The so-called "leakiness" of a tumor's microvasculature network can determine how susceptible a tumor is to cancer drugs. However, existing computer imaging cannot precisely characterize a tumor's vascular leakiness. So, Kakadiaris and his team are developing diagnostic tools that will not only measure a tumor's vulnerability to drugs, but also predict the outcome of treatment options.

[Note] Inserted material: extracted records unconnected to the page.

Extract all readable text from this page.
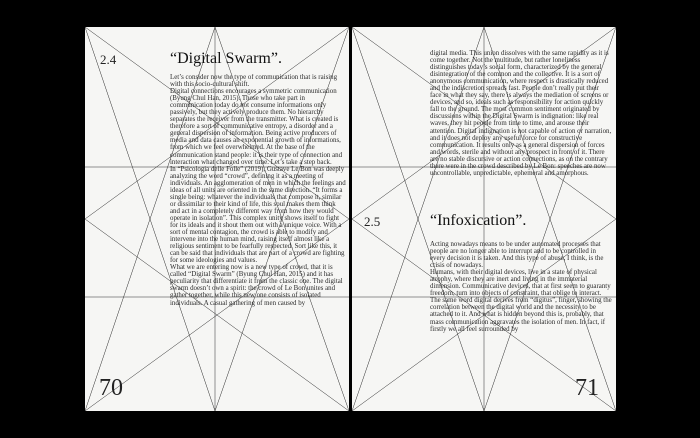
2.4	“Digital Swarm”.

Let’s consider now the type of communication that is raising with this socio-cultural shift.

Digital connections encourages a symmetric communication (Byung Chul Han, 2015). Those who take part in communication today do not consume informations only passively, but they actively produce them. No hierarchy separates the receiver from the transmitter. What is created is therefore a sort of communicative entropy, a disorder and a general dispersion of information. Being active producers of media and data causes an exponential growth of informations, from which we feel overwhelmed. At the base of the communication stand people: it is their type of connection and interaction what changed over time. Let’s take a step back.

In “Psicologia delle Folle” (2019), Gustave Le Bon was deeply analyzing the word “crowd”, defining it as a meeting of individuals. An agglomeration of men in which the feelings and ideas of all units are oriented in the same direction. “It forms a single being: whatever the individuals that compose it, similar or dissimilar to their kind of life, this soul makes them think and act in a completely different way from how they would operate in isolation”. This complex unity shows itself to fight for its ideals and it shout them out with a unique voice. With a sort of mental contagion, the crowd is able to modify and intervene into the human mind, raising itself almost like a religious sentiment to be fearfully respected. Sort like this, it can be said that individuals that are part of a crowd are fighting for some ideologies and values.

What we are entering now is a new type of crowd, that it is called “Digital Swarm” (Byung Chul Han, 2015) and it has peculiarity that differentiate it from the classic one. The digital swarm doesn’t own a spirit: the crowd of Le Bon unites and gather together, while this new one consists of isolated individuals. A casual gathering of men caused by

70

digital media. This union dissolves with the same rapidity as it is come together. Not the multitude, but rather loneliness distinguishes today’s social form, characterized by the general disintegration of the common and the collective. It is a sort of anonymous communication, where respect is drastically reduced and the indiscretion spreads fast. People don’t really put their face in what they say, there is always the mediation of screens or devices, and so, ideals such as responsibility for action quickly fall to the ground. The most common sentiment originated by discussions within the Digital Swarm is indignation: like real waves, they hit people from time to time, and arouse their attention. Digital indignation is not capable of action or narration, and it does not deploy any useful force for constructive communication. It results only as a general dispersion of forces and words, sterile and without any prospect in front of it. There are no stable discursive or action connections, as on the contrary there were in the crowd described by Le Bon: speeches are now uncontrollable, unpredictable, ephemeral and amorphous.

2.5	“Infoxication”.

Acting nowadays means to be under automated processes that people are no longer able to interrupt and to be controlled in every decision it is taken. And this type of abuse, I think, is the crisis of nowadays.

Humans, with their digital devices, live in a state of physical atrophy, where they are inert and living in the immaterial dimension. Communicative devices, that at first seem to guaranty freedom, turn into objects of constraint, that oblige to interact. The same word digital derives from “digitus”, finger, showing the correlation between the digital world and the necessity to be attached to it. And what is hidden beyond this is, probably, that mass communication aggravates the isolation of men. In fact, if firstly we all feel surrounded by

71
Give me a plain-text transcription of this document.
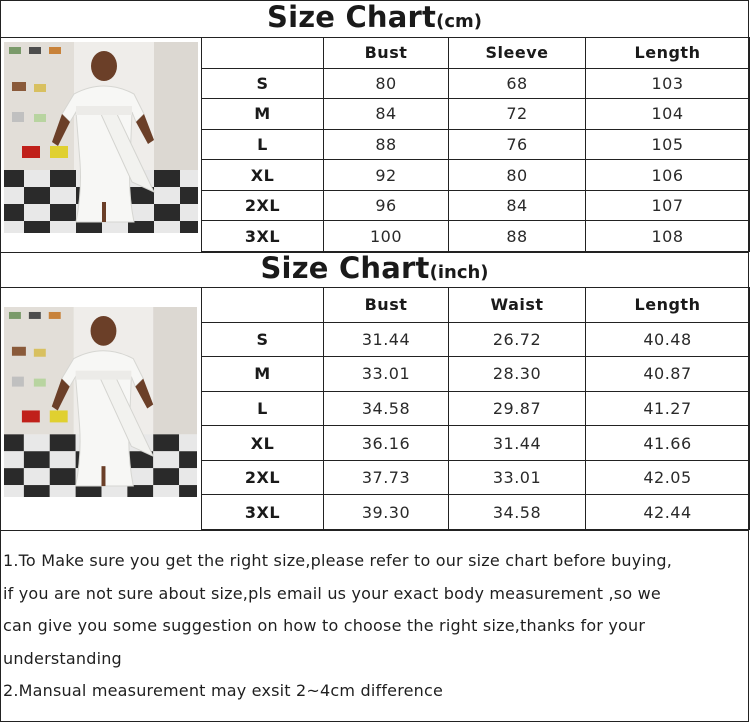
Size Chart(cm)
	Bust	Sleeve	Length
S	80	68	103
M	84	72	104
L	88	76	105
XL	92	80	106
2XL	96	84	107
3XL	100	88	108
Size Chart(inch)
	Bust	Waist	Length
S	31.44	26.72	40.48
M	33.01	28.30	40.87
L	34.58	29.87	41.27
XL	36.16	31.44	41.66
2XL	37.73	33.01	42.05
3XL	39.30	34.58	42.44

1.To Make sure you get the right size,please refer to our size chart before buying,

if you are not sure about size,pls email us your exact body measurement ,so we

can give you some suggestion on how to choose the right size,thanks for your

understanding

2.Mansual measurement may exsit 2~4cm difference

This will provide patients more personalized treatment and help avoid futile or ineffective treatments.
"The CPRIT award underscores UH's growing role in biomedical research," Pettitt said. "There likely will be more such grants in the future as the university's science and engineering expertise complements TMC's clinical expertise. The award puts UH with the leading research institutions in Texas receiving CPRIT funding and also boosts UH by adding more postdoctoral researchers, an important indicator for Tier-One status."
The first CPRIT grant awarded to UH was valued at nearly $275,000 for a cervical cancer education initiative that measures cancer awareness among Vietnamese women. Jenny Yi, associate professor in UH's department of health and human performance, was the recipient of that two-year grant, which is aimed at preventing cervical cancer in Houston's Vietnamese community. Yi says Vietnamese women have an incidence rate four to five times higher of cervical cancer than do white women.
The two CPRIT grants awarded to UH thus far are part of the $3 billion in cancer research that Texas voters approved in 2007 to be distributed over 10 years. The first batch of funded projects was announced in 2009.